Plus Loin:

: – Plus loin!

Récite-t’Heel encore, par tel infatigable sur le présent sujet, qu’agreste funambule, au fil de son idée, n’hésite à y danser;

…c’est un ciel flou, quasi d’arrière automne, croulant d’échine sous le faix, à verses éboulées de mille en de tant sus et normes, mornes feuilles, ocres, fauves et autres, bruissantes, fêles, bistres, sanguines, scintillantes, crépites sous la braise de soyeux incendies;

épandues mieux, en corps mais alors des plus morts, sous les pas, eux distraits, de grèveur solidaire;

c’est un ciel, mais ici par si las, engoncé sur sa tête comme en corps, là le sien, assumé de guingois, porté ras, sis en berne, aux relents écoeurés de sirop fort tassé, son nuage, bien dur, qui s’écaille, de lait;

jeux de perles, cristaux, sur fond de fiel azur, nappe, ailleurs, endeuillée des résidus insanes de quelque lendemain d’agapes;

tout comme cape, juste, négligemment jetée, en vrac, sur l’épaulement de collines, là-bas, frileusement bossues;

étale mieux encore, couches de rances leurres sur un quignon de foin,vautres plis filandreux, jusque à ras de gazons carbonisés à point;

voracement mordue à crocs, épines, dards, troussés, de buissons creux;

griffée aux cris d’un cor, plus enfle cornemuse;

au tronc nu, là surgi, roidement empalée, qu’elle ne savait point là, sournoisement jetée à terre;

rugueux épouvantail, lançant à l’air, pourtant de rien, plantées en serres et males dents ses ivres poings rageurs, torturés, de racines;

mais vengeur de quel crime? Etranglant une brise, jusque à son râle ultime, pour s’être indûment réclamée marine?

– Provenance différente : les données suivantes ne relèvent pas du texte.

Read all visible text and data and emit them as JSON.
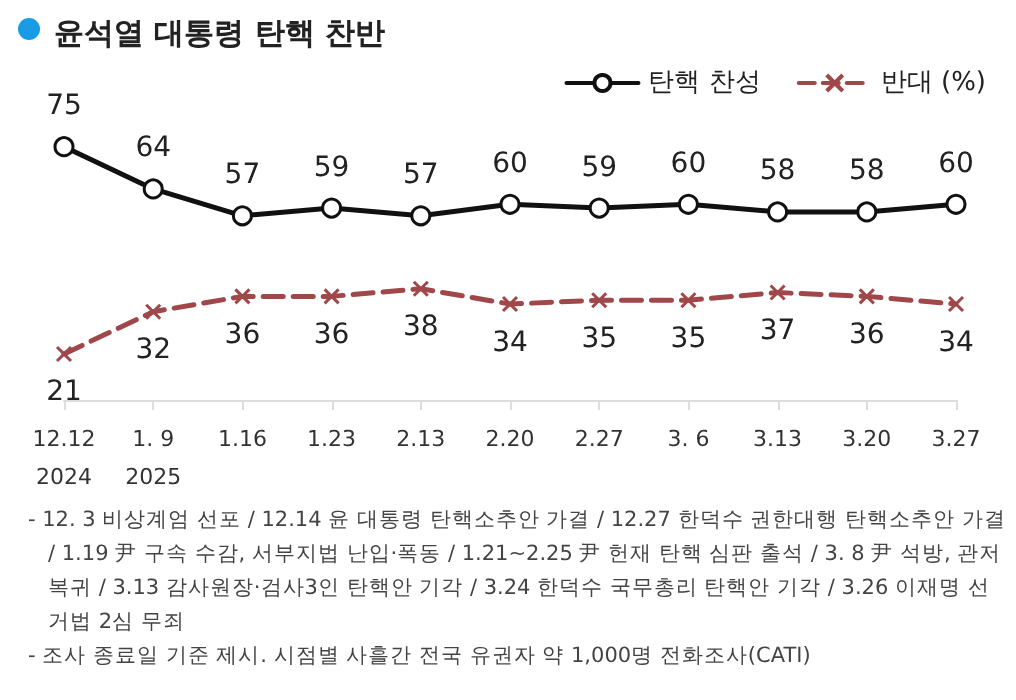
{
  "chart_data": {
    "type": "line",
    "title": "윤석열 대통령 탄핵 찬반",
    "categories": [
      "12.12\n2024",
      "1. 9\n2025",
      "1.16",
      "1.23",
      "2.13",
      "2.20",
      "2.27",
      "3. 6",
      "3.13",
      "3.20",
      "3.27"
    ],
    "series": [
      {
        "name": "탄핵 찬성",
        "color": "#111111",
        "marker": "circle",
        "line_style": "solid",
        "values": [
          75,
          64,
          57,
          59,
          57,
          60,
          59,
          60,
          58,
          58,
          60
        ]
      },
      {
        "name": "반대 (%)",
        "color": "#a0474a",
        "marker": "cross",
        "line_style": "dashed",
        "values": [
          21,
          32,
          36,
          36,
          38,
          34,
          35,
          35,
          37,
          36,
          34
        ]
      }
    ],
    "data_labels": true,
    "legend": "top right",
    "grid": false,
    "annotations": [
      "- 12. 3 비상계엄 선포 / 12.14 윤 대통령 탄핵소추안 가결 / 12.27 한덕수 권한대행 탄핵소추안 가결 / 1.19 尹 구속 수감, 서부지법 난입·폭동 / 1.21~2.25 尹 헌재 탄핵 심판 출석 / 3. 8 尹 석방, 관저 복귀 / 3.13 감사원장·검사3인 탄핵안 기각 / 3.24 한덕수 국무총리 탄핵안 기각 / 3.26 이재명 선거법 2심 무죄",
      "- 조사 종료일 기준 제시. 시점별 사흘간 전국 유권자 약 1,000명 전화조사(CATI)"
    ]
  }
}
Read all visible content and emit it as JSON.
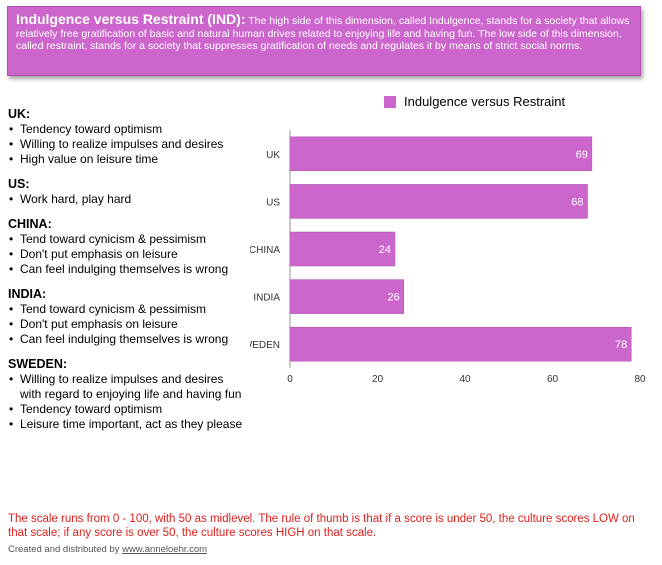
{
  "banner": {
    "title": "Indulgence versus Restraint (IND):",
    "text": "The high side of this dimension, called Indulgence, stands for a society that allows relatively free gratification of basic and natural human drives related to enjoying life and having fun.  The low side of this dimension, called restraint, stands for a society that suppresses gratification of needs and regulates it by means of strict social norms."
  },
  "countries": [
    {
      "name": "UK:",
      "bullets": [
        "Tendency toward optimism",
        "Willing to realize impulses and desires",
        "High value on leisure time"
      ]
    },
    {
      "name": "US:",
      "bullets": [
        "Work hard, play hard"
      ]
    },
    {
      "name": "CHINA:",
      "bullets": [
        "Tend toward cynicism & pessimism",
        "Don't put emphasis on leisure",
        "Can feel indulging themselves is wrong"
      ]
    },
    {
      "name": "INDIA:",
      "bullets": [
        "Tend toward cynicism & pessimism",
        "Don't put emphasis on leisure",
        "Can feel indulging themselves is wrong"
      ]
    },
    {
      "name": "SWEDEN:",
      "bullets": [
        "Willing to realize impulses and desires with regard to enjoying life and having fun",
        "Tendency toward optimism",
        "Leisure time important, act as they please"
      ]
    }
  ],
  "chart_data": {
    "type": "bar",
    "orientation": "horizontal",
    "categories": [
      "UK",
      "US",
      "CHINA",
      "INDIA",
      "SWEDEN"
    ],
    "series": [
      {
        "name": "Indulgence versus Restraint",
        "values": [
          69,
          68,
          24,
          26,
          78
        ]
      }
    ],
    "xlim": [
      0,
      80
    ],
    "xticks": [
      0,
      20,
      40,
      60,
      80
    ],
    "legend": "top",
    "grid": false,
    "bar_color": "#cc66cc"
  },
  "footer": {
    "note": "The scale runs from 0 - 100, with 50 as midlevel. The rule of thumb is that if a score is under 50, the culture scores LOW on that scale; if any score is over 50, the culture scores HIGH on that scale.",
    "credit_prefix": "Created and distributed by ",
    "credit_link": "www.anneloehr.com"
  }
}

Plus loin … c’est, à côté, en un chantier désert, de par trop incisif, l’acide et rauque grincement d’une grue désoeuvrée, s’essayant à la transe;

d’autres cieux que la nuit chichement effiloche en longs lambeaux sanguins, sanglés de bleu distrait, ailleurs de mauve, pourpre, sous l’orange lunaire;

voilées pâleurs de brumes entoilées, jeux fluides d’ombres rousses, lassement effeuillées;

c’est, mais voui, par si chère Anouchka, le puits sans fin, où s’en va naître, à son fond, rugir, osseuse, poindre, une étoile, son ombre;

sinon larme en ses yeux? Pour mourir un peu plus? Ou sourire mais de mieux, quelque plus tard, après;

ors enfin, voire velours épinglés sur grelot de cristal, ou sanglot de satin? Pour attiser un feu…mais qui l’est, comme en corps, cependant des pis roide.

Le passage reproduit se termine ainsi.